If your media diet feels saturated with certain kinds of Black representation — hyper‑visible in music and sports, under‑represented in positions of uncontested authority — while “objective” science quietly debates Black intelligence, that’s not random drift. It’s the outcome of centuries of narrative work that men like Epstein bought into and helped sustain.
No one can draw a straight, provable line from his bank account to a specific song or recommendation. But the lines he did draw — to elite agencies, to brain and music research, to race‑obsessed science networks — are enough to show this: his money was not only paying for crimes in private. It was also buying him a seat at the tables where culture and knowledge are made, where the stories about who to love and who to fear get quietly agreed upon.

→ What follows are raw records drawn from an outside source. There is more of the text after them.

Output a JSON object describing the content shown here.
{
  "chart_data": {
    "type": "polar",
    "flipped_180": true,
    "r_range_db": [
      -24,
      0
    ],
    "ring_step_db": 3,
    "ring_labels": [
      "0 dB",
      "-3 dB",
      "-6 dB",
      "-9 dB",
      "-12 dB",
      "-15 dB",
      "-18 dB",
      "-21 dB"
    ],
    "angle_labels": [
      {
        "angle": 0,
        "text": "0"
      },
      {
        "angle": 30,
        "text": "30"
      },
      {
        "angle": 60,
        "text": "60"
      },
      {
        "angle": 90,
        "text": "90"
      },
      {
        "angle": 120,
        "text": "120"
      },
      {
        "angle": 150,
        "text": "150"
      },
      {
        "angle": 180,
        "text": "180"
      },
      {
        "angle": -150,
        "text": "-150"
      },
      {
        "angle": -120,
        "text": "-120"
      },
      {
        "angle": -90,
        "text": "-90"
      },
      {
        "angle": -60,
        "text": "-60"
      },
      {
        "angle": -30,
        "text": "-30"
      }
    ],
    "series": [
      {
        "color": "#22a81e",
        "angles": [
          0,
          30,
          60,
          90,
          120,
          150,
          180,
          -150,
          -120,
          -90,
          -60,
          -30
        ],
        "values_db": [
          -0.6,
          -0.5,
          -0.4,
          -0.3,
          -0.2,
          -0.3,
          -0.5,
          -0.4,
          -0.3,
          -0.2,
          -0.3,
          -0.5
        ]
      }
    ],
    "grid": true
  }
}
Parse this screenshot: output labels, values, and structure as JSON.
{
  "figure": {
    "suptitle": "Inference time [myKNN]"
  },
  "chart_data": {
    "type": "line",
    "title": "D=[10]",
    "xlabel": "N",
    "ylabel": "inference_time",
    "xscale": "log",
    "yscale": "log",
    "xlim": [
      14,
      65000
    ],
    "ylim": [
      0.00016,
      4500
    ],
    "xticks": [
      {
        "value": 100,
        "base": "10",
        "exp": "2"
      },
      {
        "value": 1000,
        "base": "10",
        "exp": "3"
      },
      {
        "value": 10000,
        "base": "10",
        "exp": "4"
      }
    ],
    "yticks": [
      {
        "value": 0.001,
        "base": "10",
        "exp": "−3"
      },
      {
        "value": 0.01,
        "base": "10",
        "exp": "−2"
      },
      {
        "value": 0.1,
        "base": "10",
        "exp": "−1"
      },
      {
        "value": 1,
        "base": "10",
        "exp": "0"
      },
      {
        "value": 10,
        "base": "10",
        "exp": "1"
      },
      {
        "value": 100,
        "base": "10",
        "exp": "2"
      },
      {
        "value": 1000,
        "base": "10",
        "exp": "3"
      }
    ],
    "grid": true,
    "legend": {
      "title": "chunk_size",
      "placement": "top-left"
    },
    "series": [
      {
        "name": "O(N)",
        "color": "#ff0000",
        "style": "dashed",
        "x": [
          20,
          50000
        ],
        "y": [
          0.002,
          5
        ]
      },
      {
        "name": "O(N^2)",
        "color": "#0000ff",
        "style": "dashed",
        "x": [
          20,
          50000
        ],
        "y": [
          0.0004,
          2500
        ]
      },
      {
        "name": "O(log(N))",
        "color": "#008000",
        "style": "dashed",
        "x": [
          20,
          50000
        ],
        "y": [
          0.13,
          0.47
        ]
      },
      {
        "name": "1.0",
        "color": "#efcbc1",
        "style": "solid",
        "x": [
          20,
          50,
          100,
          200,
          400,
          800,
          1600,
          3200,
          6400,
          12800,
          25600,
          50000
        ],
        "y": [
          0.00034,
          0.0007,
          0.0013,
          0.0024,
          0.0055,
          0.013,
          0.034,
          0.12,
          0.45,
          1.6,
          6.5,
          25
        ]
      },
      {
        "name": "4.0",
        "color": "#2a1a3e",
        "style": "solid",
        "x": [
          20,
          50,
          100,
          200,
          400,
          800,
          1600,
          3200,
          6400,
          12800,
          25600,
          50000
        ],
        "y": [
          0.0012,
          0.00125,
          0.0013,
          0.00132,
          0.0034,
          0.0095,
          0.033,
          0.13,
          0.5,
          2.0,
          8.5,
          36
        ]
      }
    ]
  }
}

A Challenge to Filmmakers and Creatives
For anyone making culture inside this system, that’s the uncomfortable part: this isn’t just a story about “them.” It’s also a story about you.
Filmmakers, showrunners, musicians, actors, and writers all sit at points where money, narrative, and visibility intersect. You rarely control where the capital ultimately comes from, but you do control what you validate, what you reproduce, and what you challenge.
Questions worth carrying into every room:
- Whose gaze are you serving when you pitch, cast, and cut?
- Which Black characters are being centered — and are they full humans or familiar stereotypes made safe for gatekeepers?
- When someone says a project is “too political,” “too niche,” or “bad for the algorithm,” whose comfort is really being protected?
- Are you treating “the industry” as a neutral force, or as a set of human choices you can push against?
If wealth like Epstein’s can quietly seep into agencies, labs, and institutions that decide what gets made and amplified, then the stories you choose to tell — and refuse to tell — become one of the few levers of resistance inside that machine. You may not control every funding source, but you can decide whether your work reinforces a world where Black people are data points and aesthetics, or one where they are subjects, authors, and owners.
The industry will always have its “gatekeepers.” The open question is whether creatives accept that role as fixed, or start behaving like counter‑programmers: naming the patterns, refusing easy archetypes, and building alternative pathways, platforms, and partnerships wherever possible. In a landscape where money has long been used to decide what to love and who to fear, your choices about whose stories get light are not just artistic decisions. They are acts of power.